Drame

Un réfugié syrien tente de s’immoler par le feu à Tripoli

« En 2017, l'Unhcr a reçu uniquement 58 % des aides demandées pour le Liban ».

Riad Zibou devrait passer deux mois à l’hôpital. Photo AFP

À Tripoli, hier, un réfugié syrien, âgé de 43 ans et père de quatre enfants, s'est immolé par le feu devant les bureaux du Programme alimentaire mondial (PAM), un complexe regroupant divers bureaux des Nations unies au Liban-Nord.
Riad Khalaf Zibou a versé de l'essence sur son corps et tenté d'y mettre le feu à Tripoli, après que sa famille a été privée des aides onusiennes. L'homme qui avait reçu, une seule fois, une aide en espèces lui permettant d'acheter du combustible pour l'hiver avait été déclassé par les enquêteurs des Nations unies, et il semble qu'il n'entrait plus dans la catégorie des plus vulnérables.
Il n'est pas le seul réfugié à être dans cette situation. Le classement selon la vulnérabilité obéit à divers critères, et les aides aux réfugiés considérés moins vulnérables que d'autres cessent selon qu'il y ait des fonds disponibles... ou non disponibles. Ainsi, les Nations unies ont cessé il y a quelques mois la distribution d'aides financières et alimentaires à des familles de réfugiés syriens, pour allouer ces fonds à des ménages encore plus pauvres.
Transporté à l'hôpital, Riad Khalaf Zibou souffre de « brûlures au troisième degré » et « 35 % de son corps a été brûlé », a déclaré à l'AFP le docteur Gabriel Saba, précisant que son cas nécessiterait « au moins deux mois de traitement ».
« Nous n'avons pas d'argent pour manger, nos dettes se sont accumulées. Mon mari ne travaille pas, il passe la plupart de son temps à chercher un emploi journalier pour nourrir la famille », a assuré Nadia, l'épouse de Riad Khalaf Zibou, jointe au téléphone par l'AFP. « On dépendait des aides, mais, depuis quatre mois, elles ont été interrompues par l'ONU et il n'y a plus personne pour nous soutenir », a-t-elle précisé. Cela fait quatre ans que sa famille, originaire d'Alep, est installée au Liban.
« Le 5 janvier, il n'a pas supporté de voir d'autres réfugiés syriens transporter des aides alimentaires. Il a hurlé "pourquoi tout le monde prend de l'aide et pas ma famille" », a ajouté Nadia Zibou.

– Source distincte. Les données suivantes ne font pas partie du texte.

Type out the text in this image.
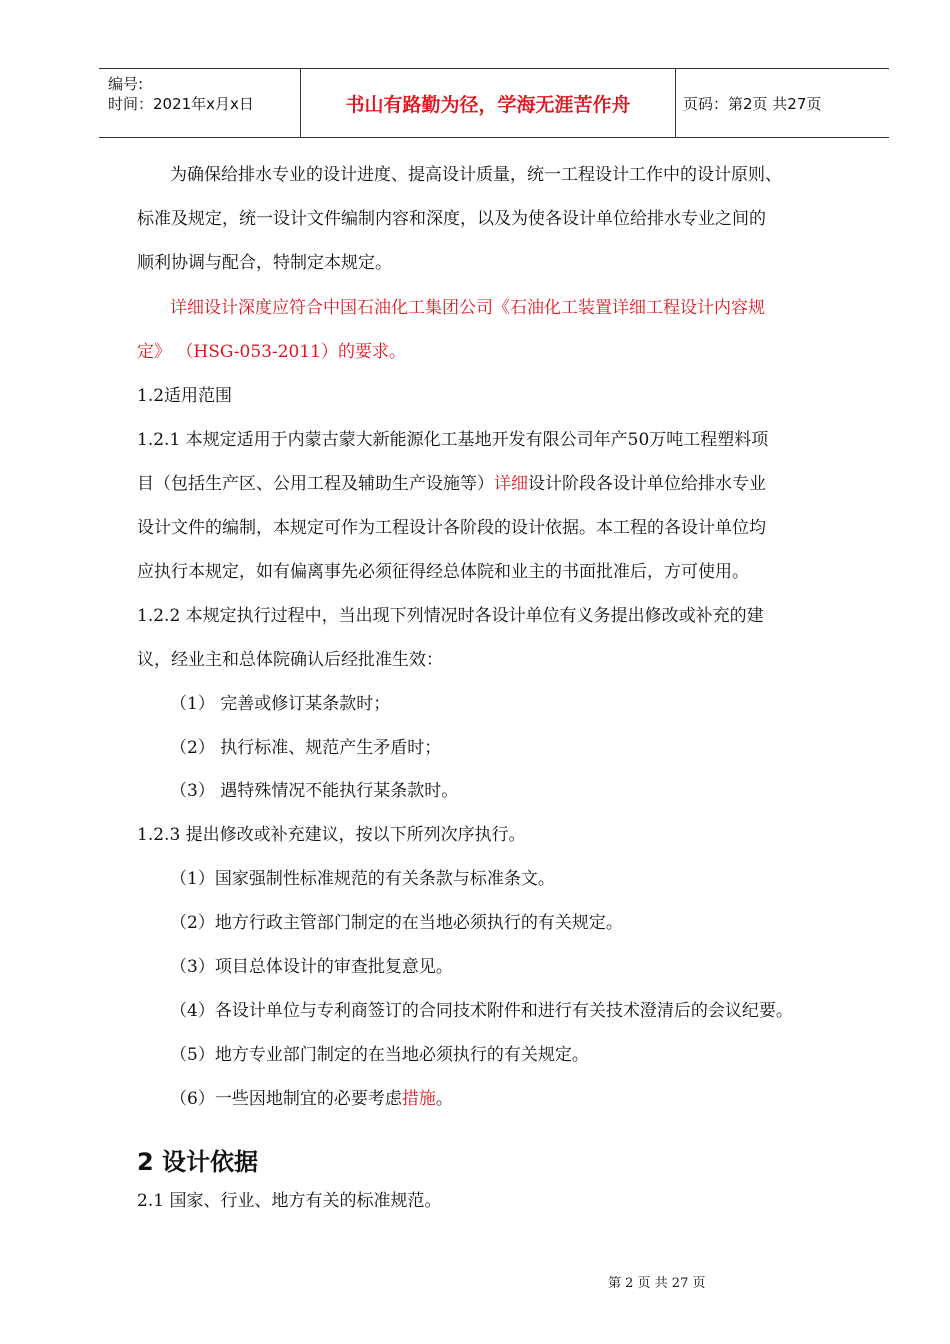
编号:
时间：2021年x月x日	书山有路勤为径，学海无涯苦作舟	页码：第2页 共27页
为确保给排水专业的设计进度、提高设计质量，统一工程设计工作中的设计原则、
标准及规定，统一设计文件编制内容和深度，以及为使各设计单位给排水专业之间的
顺利协调与配合，特制定本规定。
详细设计深度应符合中国石油化工集团公司《石油化工装置详细工程设计内容规
定》 （HSG-053-2011）的要求。
1.2适用范围
1.2.1 本规定适用于内蒙古蒙大新能源化工基地开发有限公司年产50万吨工程塑料项
目（包括生产区、公用工程及辅助生产设施等）详细设计阶段各设计单位给排水专业
设计文件的编制，本规定可作为工程设计各阶段的设计依据。本工程的各设计单位均
应执行本规定，如有偏离事先必须征得经总体院和业主的书面批准后，方可使用。
1.2.2 本规定执行过程中，当出现下列情况时各设计单位有义务提出修改或补充的建
议，经业主和总体院确认后经批准生效：
（1） 完善或修订某条款时；
（2） 执行标准、规范产生矛盾时；
（3） 遇特殊情况不能执行某条款时。
1.2.3 提出修改或补充建议，按以下所列次序执行。
（1）国家强制性标准规范的有关条款与标准条文。
（2）地方行政主管部门制定的在当地必须执行的有关规定。
（3）项目总体设计的审查批复意见。
（4）各设计单位与专利商签订的合同技术附件和进行有关技术澄清后的会议纪要。
（5）地方专业部门制定的在当地必须执行的有关规定。
（6）一些因地制宜的必要考虑措施。
2 设计依据
2.1 国家、行业、地方有关的标准规范。
第 2 页 共 27 页
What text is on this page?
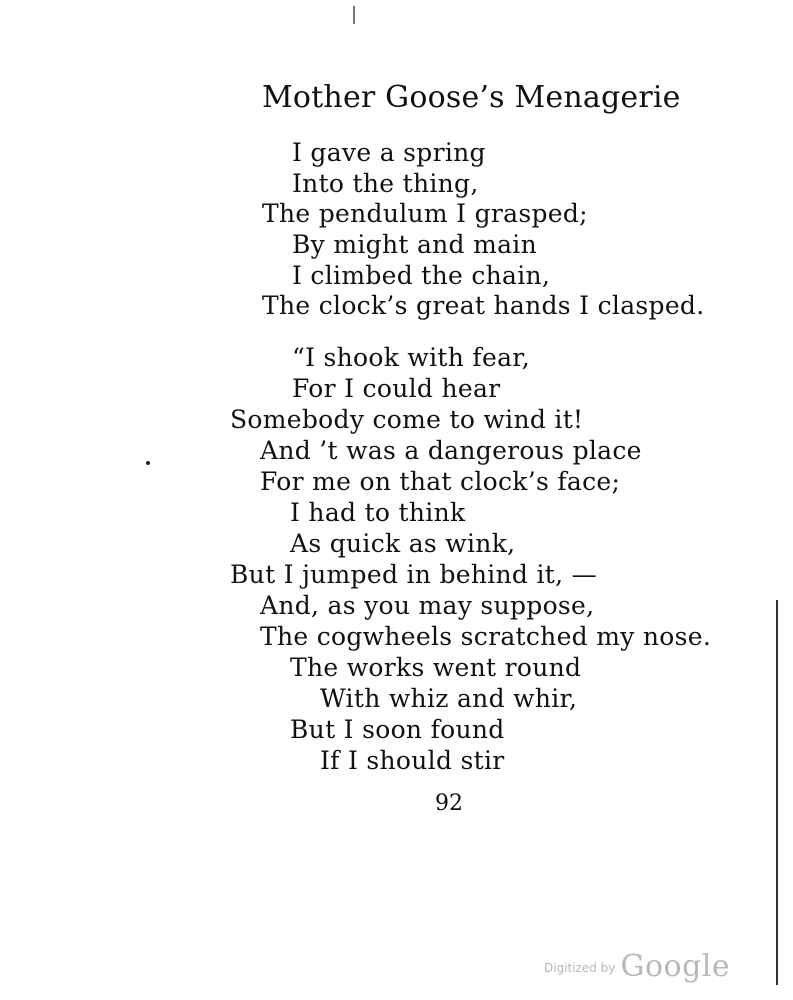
Mother Goose’s Menagerie
I gave a spring
Into the thing,
The pendulum I grasped;
By might and main
I climbed the chain,
The clock’s great hands I clasped.
“I shook with fear,
For I could hear
Somebody come to wind it!
And ’t was a dangerous place
For me on that clock’s face;
I had to think
As quick as wink,
But I jumped in behind it, —
And, as you may suppose,
The cogwheels scratched my nose.
The works went round
With whiz and whir,
But I soon found
If I should stir
92
$^{Digitized by}$ Google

76 % sous le seuil de pauvreté
La guerre en Syrie entrera bientôt dans sa huitième année et l'aide de la communauté internationale aux réfugiés syriens diminue. « En 2017, le Haut-Commissariat aux réfugiés des Nations unies (Unhcr) a reçu uniquement 58 % des aides qu'il avait demandées pour le Liban. Nous n'avons simplement pas assez de moyens pour assurer les besoins de la situation sur le terrain », a déclaré Scott Craig, porte-parole de cette institution, dans un entretien téléphonique avec L'Orient-Le Jour.
« 76 % des ménages syriens vivent actuellement sous le seuil de pauvreté avec moins de 3,84 dollars par personne par jour. Ainsi, les trois quarts des réfugiés syriens au Liban vivent aujourd'hui avec moins de 4 dollars par jour », a-t-il poursuivi.
L'aide à l'alimentation allouée par l'ONU pour les réfugiés syriens les plus vulnérables s'élève à 27 dollars par personne par mois.
Le ministre d'État pour les Affaires des réfugiés, Mouïn Merhebi, a dénoncé de son côté, dans un entretien à L'Orient-Le Jour, « la radinerie de la communauté internationale, qu'elle soit occidentale ou arabe ». « Les pays riches ne s'appauvriront pas s'ils versent des aides aux réfugiés », s'est-il indigné. « Les réfugiés manquent de tout, et ce n'est pas en les privant d'assistance que la communauté internationale les aidera à supporter leur exil au Liban. Au contraire, c'est ainsi qu'elle les poussera vers le fondamentalisme ou vers les rives de l'Europe », a-t-il affirmé.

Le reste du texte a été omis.